I am very new to perl and linux systems in general, so I am hoping that someone can help with this problem!
I have a very large table of data (100 rows and between 300000 to 2 million columns) that looks like this:
sitenames site1 site2 site3 site4 site5 sample10 A A N G T sample22 N N C G T sample35 N A M G N sample47 A A N N T sample84 G G A C N sample240 N A N C N
I want a list of sites that are synapomorphic (have letters that occur in only certain samples and no others) for sample84, sample85, sample86, sample87, sample88, sample89, sample90 and sample240. N means missing data, M means it is a A or a C, R is A or G, Y is C or T, K is G or T, S is C or G, and W is A or T.
So the best way that I could figure to do this was to look at each column in turn, first see if samples 84-90 and 240 all have the same letter call (N or A, N or G, N or C, and N or T) but if they have more than one letter call (A and G and C and T) then delete the column.

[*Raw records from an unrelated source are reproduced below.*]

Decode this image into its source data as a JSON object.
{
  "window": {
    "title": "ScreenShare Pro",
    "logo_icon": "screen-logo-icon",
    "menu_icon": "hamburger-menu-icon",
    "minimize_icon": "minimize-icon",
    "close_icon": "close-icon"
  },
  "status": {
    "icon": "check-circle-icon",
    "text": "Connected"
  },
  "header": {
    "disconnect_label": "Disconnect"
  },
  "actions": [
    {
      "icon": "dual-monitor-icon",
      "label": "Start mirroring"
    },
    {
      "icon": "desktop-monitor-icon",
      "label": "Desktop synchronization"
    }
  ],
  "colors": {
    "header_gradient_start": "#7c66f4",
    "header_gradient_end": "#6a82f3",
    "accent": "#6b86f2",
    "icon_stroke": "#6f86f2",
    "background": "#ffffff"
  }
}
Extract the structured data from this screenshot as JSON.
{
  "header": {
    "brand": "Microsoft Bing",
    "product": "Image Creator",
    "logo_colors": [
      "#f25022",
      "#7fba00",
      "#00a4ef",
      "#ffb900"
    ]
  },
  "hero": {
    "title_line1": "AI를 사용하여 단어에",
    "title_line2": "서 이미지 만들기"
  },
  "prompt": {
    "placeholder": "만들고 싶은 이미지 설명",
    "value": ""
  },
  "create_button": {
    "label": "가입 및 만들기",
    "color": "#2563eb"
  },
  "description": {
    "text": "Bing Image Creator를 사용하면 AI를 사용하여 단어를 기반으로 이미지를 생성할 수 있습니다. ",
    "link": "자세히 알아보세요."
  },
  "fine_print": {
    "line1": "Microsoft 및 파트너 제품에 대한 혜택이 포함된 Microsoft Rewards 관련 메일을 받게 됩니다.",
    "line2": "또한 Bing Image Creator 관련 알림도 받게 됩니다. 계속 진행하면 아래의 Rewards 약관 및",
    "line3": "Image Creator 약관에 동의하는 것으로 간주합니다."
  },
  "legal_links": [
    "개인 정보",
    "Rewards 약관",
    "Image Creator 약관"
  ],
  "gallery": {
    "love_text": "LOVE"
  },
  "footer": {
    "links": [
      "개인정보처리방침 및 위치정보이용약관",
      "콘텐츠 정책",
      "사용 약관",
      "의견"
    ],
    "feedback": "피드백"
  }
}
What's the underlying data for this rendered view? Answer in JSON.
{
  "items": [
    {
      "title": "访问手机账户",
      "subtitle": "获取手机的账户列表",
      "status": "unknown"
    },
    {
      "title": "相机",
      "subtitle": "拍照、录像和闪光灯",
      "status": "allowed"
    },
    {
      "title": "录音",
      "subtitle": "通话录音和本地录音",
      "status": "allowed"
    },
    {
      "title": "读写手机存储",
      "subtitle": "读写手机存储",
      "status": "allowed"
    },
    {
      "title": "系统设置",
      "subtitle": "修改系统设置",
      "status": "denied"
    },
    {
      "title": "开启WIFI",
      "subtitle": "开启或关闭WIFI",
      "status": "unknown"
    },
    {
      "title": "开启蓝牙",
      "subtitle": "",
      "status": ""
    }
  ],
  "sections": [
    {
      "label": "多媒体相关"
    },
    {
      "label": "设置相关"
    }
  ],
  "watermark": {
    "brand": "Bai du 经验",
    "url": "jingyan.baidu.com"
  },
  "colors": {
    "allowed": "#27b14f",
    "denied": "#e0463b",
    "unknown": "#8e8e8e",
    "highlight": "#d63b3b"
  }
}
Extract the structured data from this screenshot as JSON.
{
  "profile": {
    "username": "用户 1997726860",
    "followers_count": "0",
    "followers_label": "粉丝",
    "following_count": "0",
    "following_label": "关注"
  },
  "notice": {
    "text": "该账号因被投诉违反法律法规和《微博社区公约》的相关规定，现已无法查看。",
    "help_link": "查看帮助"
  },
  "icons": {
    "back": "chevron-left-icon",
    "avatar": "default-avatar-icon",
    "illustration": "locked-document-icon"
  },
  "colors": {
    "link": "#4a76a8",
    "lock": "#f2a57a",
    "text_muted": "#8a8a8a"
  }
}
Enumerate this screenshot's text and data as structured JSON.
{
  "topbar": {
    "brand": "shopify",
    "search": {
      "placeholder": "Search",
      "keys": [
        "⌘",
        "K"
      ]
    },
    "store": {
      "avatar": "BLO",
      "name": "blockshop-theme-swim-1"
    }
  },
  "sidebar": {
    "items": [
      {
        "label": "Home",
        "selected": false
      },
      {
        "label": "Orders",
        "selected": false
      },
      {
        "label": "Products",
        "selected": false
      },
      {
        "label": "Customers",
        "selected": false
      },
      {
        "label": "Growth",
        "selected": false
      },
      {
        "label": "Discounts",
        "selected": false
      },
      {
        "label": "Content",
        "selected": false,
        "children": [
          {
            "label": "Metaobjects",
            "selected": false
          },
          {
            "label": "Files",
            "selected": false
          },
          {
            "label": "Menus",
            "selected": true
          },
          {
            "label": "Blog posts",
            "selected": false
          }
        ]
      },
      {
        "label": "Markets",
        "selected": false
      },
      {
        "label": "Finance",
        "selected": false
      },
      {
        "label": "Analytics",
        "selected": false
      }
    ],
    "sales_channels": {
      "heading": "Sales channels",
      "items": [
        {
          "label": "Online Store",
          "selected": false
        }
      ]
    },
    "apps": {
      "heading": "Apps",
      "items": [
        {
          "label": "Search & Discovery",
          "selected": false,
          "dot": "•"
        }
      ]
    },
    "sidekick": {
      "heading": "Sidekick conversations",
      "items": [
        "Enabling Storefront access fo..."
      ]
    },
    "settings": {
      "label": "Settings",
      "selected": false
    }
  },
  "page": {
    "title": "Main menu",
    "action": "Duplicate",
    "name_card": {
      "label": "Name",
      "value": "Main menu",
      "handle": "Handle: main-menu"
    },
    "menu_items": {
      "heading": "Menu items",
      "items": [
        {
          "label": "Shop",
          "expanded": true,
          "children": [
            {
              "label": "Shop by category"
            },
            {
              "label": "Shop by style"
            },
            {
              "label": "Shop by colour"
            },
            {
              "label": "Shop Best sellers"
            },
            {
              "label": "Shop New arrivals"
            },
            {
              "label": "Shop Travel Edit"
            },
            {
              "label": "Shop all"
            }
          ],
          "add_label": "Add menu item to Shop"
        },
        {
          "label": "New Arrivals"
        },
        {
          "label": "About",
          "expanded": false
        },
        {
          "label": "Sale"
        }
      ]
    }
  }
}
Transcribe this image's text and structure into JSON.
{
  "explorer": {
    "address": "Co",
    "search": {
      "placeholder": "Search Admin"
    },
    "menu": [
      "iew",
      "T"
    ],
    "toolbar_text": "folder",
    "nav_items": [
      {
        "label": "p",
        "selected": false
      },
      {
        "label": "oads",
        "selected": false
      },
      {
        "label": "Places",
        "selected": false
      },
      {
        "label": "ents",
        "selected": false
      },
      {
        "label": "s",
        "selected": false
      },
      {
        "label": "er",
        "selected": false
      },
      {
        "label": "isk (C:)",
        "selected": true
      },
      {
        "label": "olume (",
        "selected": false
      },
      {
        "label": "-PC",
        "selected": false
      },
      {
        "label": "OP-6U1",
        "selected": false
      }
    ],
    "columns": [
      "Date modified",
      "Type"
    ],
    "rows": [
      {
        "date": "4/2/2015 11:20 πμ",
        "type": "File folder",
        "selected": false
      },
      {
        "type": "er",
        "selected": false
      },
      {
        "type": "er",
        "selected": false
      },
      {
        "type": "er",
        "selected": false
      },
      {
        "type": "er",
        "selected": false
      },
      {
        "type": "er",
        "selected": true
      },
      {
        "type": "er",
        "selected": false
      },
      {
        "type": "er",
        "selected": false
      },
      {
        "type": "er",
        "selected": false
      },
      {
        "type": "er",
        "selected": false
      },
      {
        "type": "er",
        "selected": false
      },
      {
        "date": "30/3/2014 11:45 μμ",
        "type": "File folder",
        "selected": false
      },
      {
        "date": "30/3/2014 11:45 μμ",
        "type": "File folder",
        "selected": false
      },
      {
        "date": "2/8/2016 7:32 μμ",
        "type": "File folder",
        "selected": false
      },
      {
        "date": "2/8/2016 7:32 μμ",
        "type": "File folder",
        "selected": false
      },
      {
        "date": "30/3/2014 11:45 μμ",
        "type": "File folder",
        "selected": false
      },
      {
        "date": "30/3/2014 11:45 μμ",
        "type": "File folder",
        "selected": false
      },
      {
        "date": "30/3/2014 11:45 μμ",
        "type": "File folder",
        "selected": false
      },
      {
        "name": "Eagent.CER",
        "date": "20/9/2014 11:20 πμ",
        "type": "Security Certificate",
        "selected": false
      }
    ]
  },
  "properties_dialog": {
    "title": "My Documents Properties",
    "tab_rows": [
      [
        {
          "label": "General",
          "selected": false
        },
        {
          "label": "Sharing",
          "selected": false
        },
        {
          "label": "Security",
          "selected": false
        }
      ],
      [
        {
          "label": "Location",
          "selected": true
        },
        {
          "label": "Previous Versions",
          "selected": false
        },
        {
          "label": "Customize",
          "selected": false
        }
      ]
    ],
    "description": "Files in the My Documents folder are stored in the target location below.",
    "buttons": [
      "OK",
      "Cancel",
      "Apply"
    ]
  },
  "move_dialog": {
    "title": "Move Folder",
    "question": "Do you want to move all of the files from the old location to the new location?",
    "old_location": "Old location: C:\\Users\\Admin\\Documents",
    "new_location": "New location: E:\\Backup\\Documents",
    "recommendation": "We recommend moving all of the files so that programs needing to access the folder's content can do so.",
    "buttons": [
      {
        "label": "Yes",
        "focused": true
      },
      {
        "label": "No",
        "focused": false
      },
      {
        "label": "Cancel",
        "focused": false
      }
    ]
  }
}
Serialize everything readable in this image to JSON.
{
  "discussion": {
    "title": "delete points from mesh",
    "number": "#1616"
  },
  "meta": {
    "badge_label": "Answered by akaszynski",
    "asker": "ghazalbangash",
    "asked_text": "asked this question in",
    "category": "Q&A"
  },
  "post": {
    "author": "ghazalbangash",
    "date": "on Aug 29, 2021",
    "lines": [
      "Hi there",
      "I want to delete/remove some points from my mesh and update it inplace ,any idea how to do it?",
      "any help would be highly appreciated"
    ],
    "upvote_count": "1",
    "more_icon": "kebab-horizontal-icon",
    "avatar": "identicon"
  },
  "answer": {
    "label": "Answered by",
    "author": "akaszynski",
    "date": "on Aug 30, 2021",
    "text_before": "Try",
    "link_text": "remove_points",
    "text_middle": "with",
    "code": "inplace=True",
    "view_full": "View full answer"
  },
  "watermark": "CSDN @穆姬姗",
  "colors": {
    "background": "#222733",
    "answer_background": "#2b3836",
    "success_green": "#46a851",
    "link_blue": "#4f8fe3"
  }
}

If they were the same, then look at the rest of the samples and see if any have the same letter call. If any do, delete the column, but if none do, spit out the column name (site#) to a new file, and append as it moves through the columns.
So essentially the output for the above set would look like:
Hopefully that makes sense. I have no idea how to turn this into a perl script, or where to start! Please help!